Jun Lee, seorang ilmuwan politik di lembaga pemikir RAND Corporation, mengatakan Korea Utara tampaknya condong ke arah Rusia dalam upaya mengubah status quo, ketika negara tersebut sedang berjuang dengan sanksi yang sedang berlangsung dan dampak buruk pandemi ini.
“Mereka melihat perang Ukraina sebagai peluang geopolitik untuk membuat taruhan besar, lebih dekat dengan Rusia dan mengurangi beberapa masalah terbesarnya,” katanya dalam sebuah wawancara.

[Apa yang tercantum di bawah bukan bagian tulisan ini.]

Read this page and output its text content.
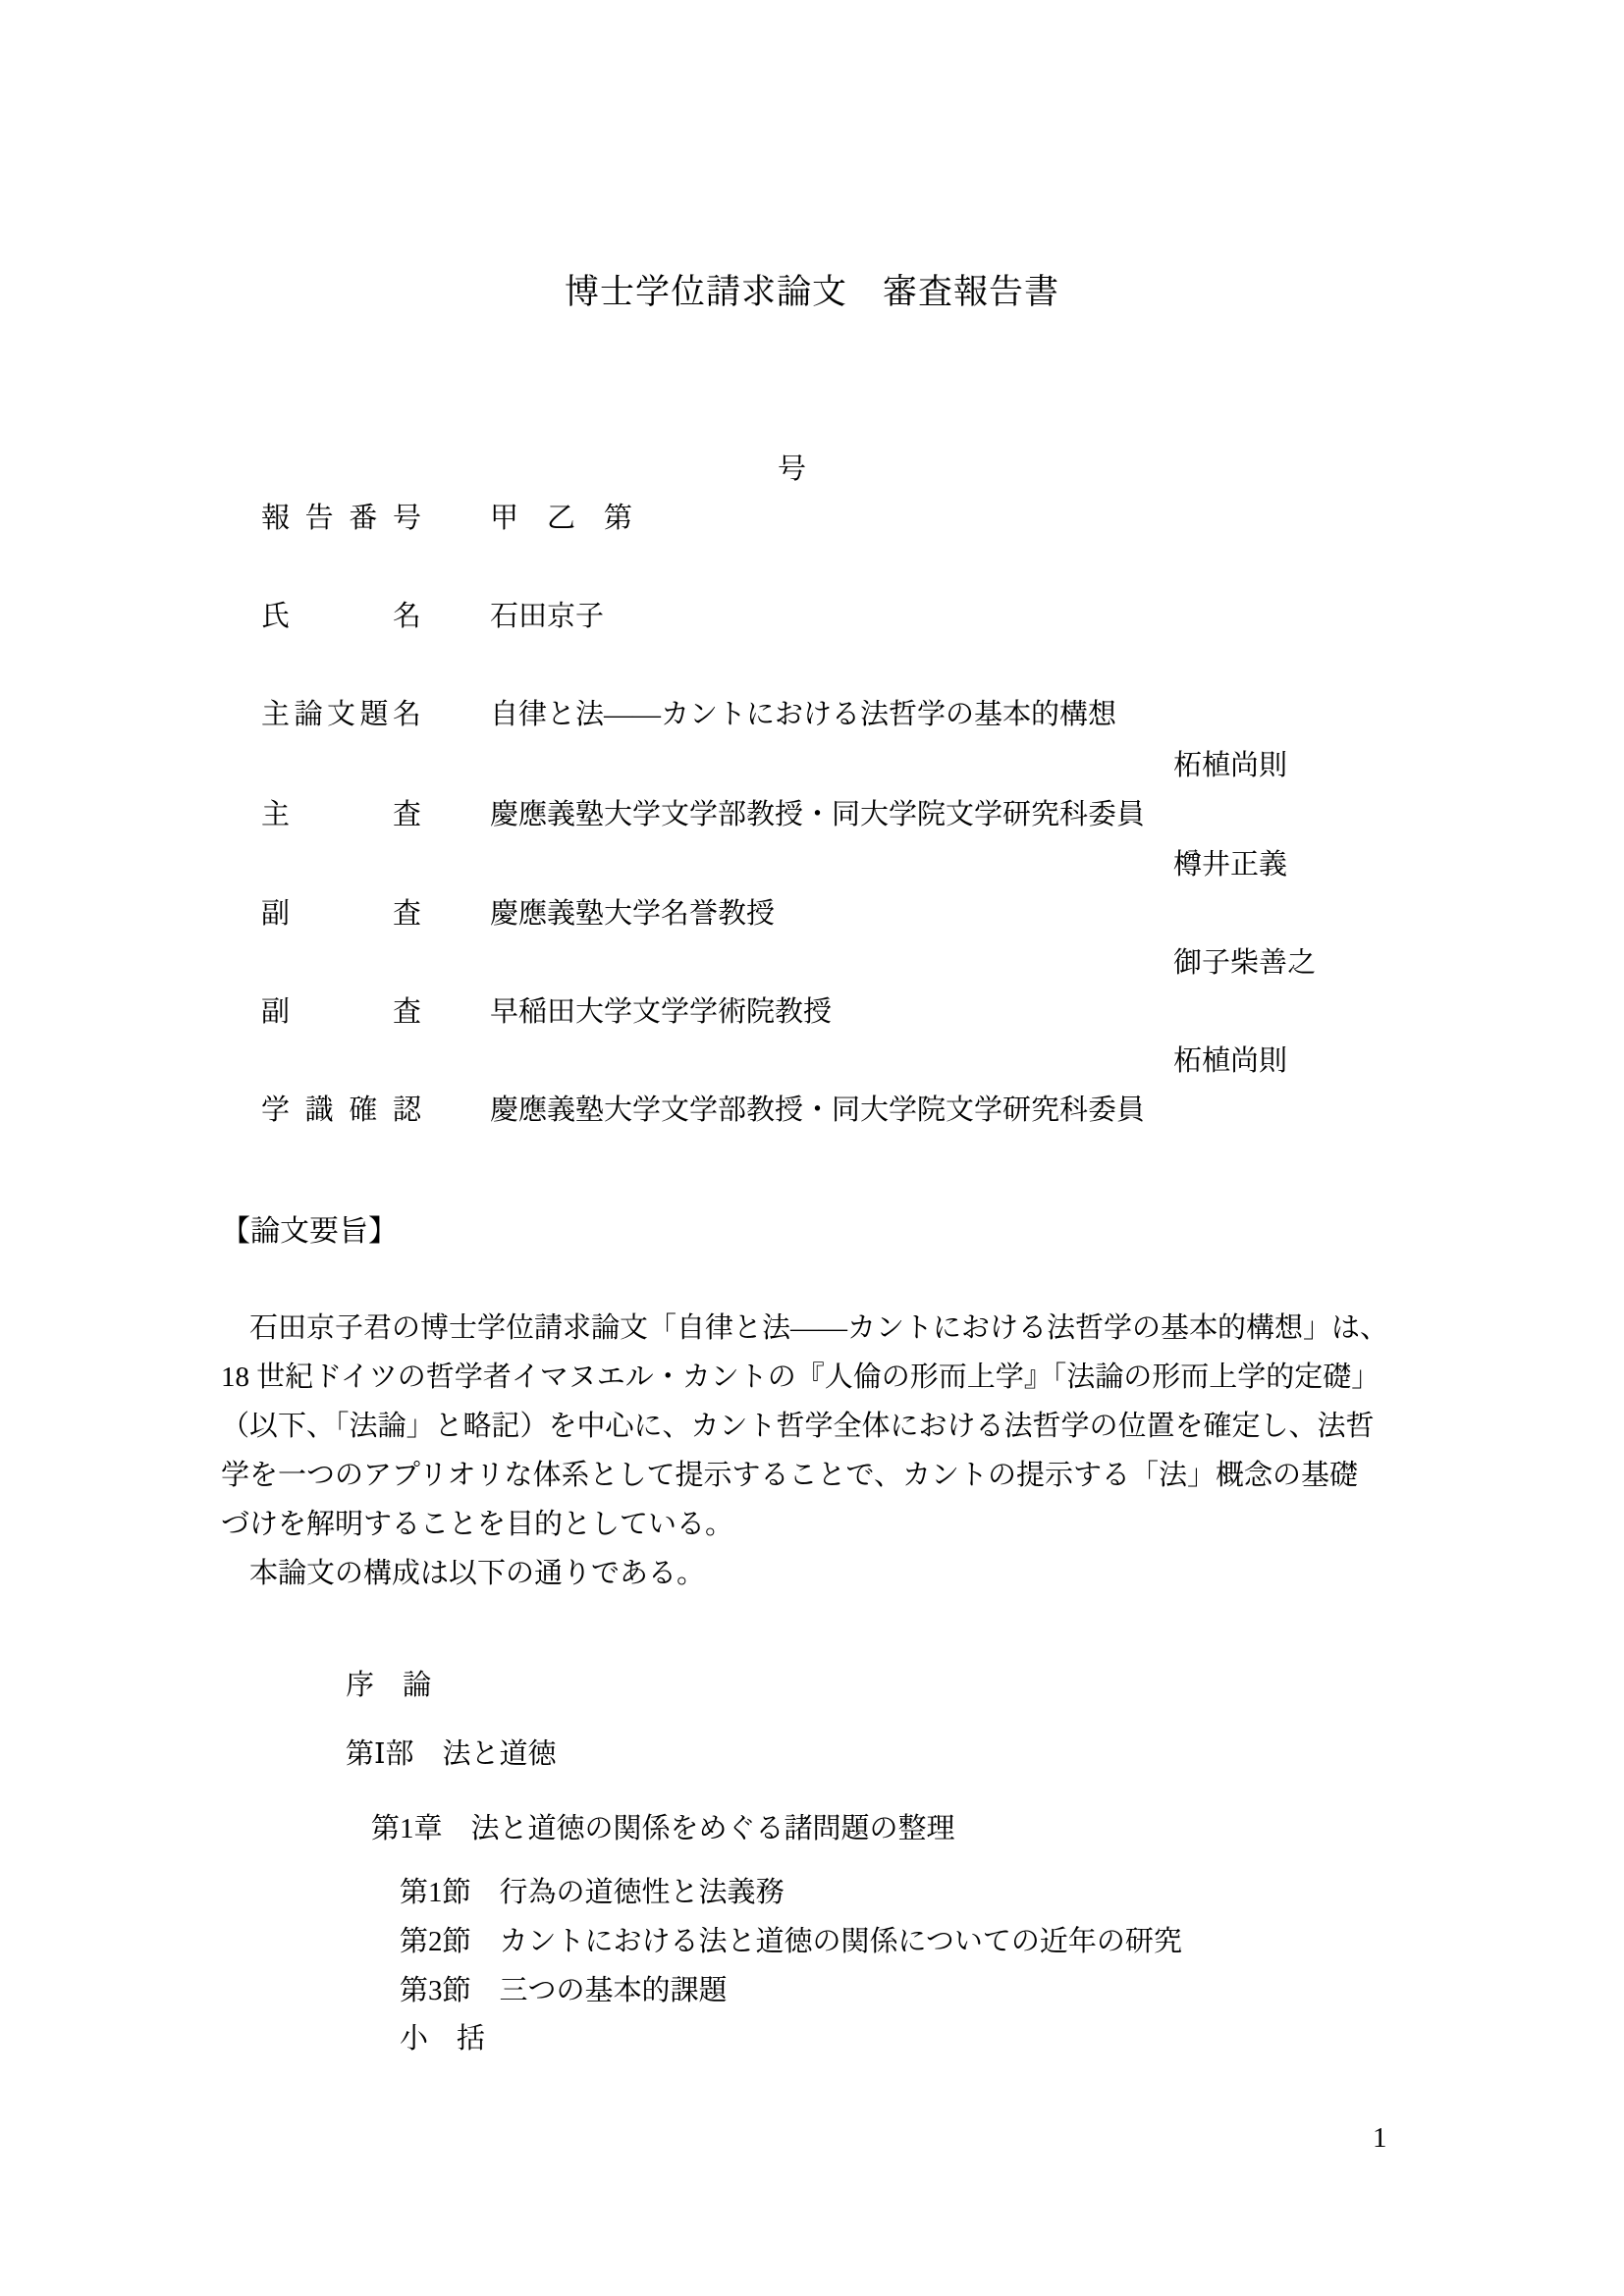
博士学位請求論文　審査報告書

報告番号 甲　乙　第
号

氏名 石田京子

主論文題名 自律と法――カントにおける法哲学の基本的構想

主査 慶應義塾大学文学部教授・同大学院文学研究科委員
柘植尚則

副査 慶應義塾大学名誉教授
樽井正義

副査 早稲田大学文学学術院教授
御子柴善之

学識確認 慶應義塾大学文学部教授・同大学院文学研究科委員
柘植尚則

【論文要旨】
石田京子君の博士学位請求論文「自律と法――カントにおける法哲学の基本的構想」は、
18 世紀ドイツの哲学者イマヌエル・カントの『人倫の形而上学』「法論の形而上学的定礎」
（以下、「法論」と略記）を中心に、カント哲学全体における法哲学の位置を確定し、法哲
学を一つのアプリオリな体系として提示することで、カントの提示する「法」概念の基礎
づけを解明することを目的としている。
本論文の構成は以下の通りである。
序　論
第Ⅰ部　法と道徳
第1章　法と道徳の関係をめぐる諸問題の整理
第1節　行為の道徳性と法義務
第2節　カントにおける法と道徳の関係についての近年の研究
第3節　三つの基本的課題
小　括
1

Dan dengan angkatan bersenjata Korea Utara yang berjumlah sekitar 1,3 juta anggota, pasukan yang dikirim ke Rusia hanya mewakili sebagian kecil dari tentara yang tersedia, dan beberapa pengamat melihat potensi penyebaran ini semakin meningkat.
Pada hari Selasa, Korea Utara mengatakan menteri luar negerinya telah melakukan perjalanan ke Rusia. Meskipun tidak disebutkan alasannya, Tersangka agen mata-mata Korea Selatan diplomat tersebut mungkin berada di sana untuk membahas kemungkinan pengiriman lebih banyak pasukan untuk membantu Rusia.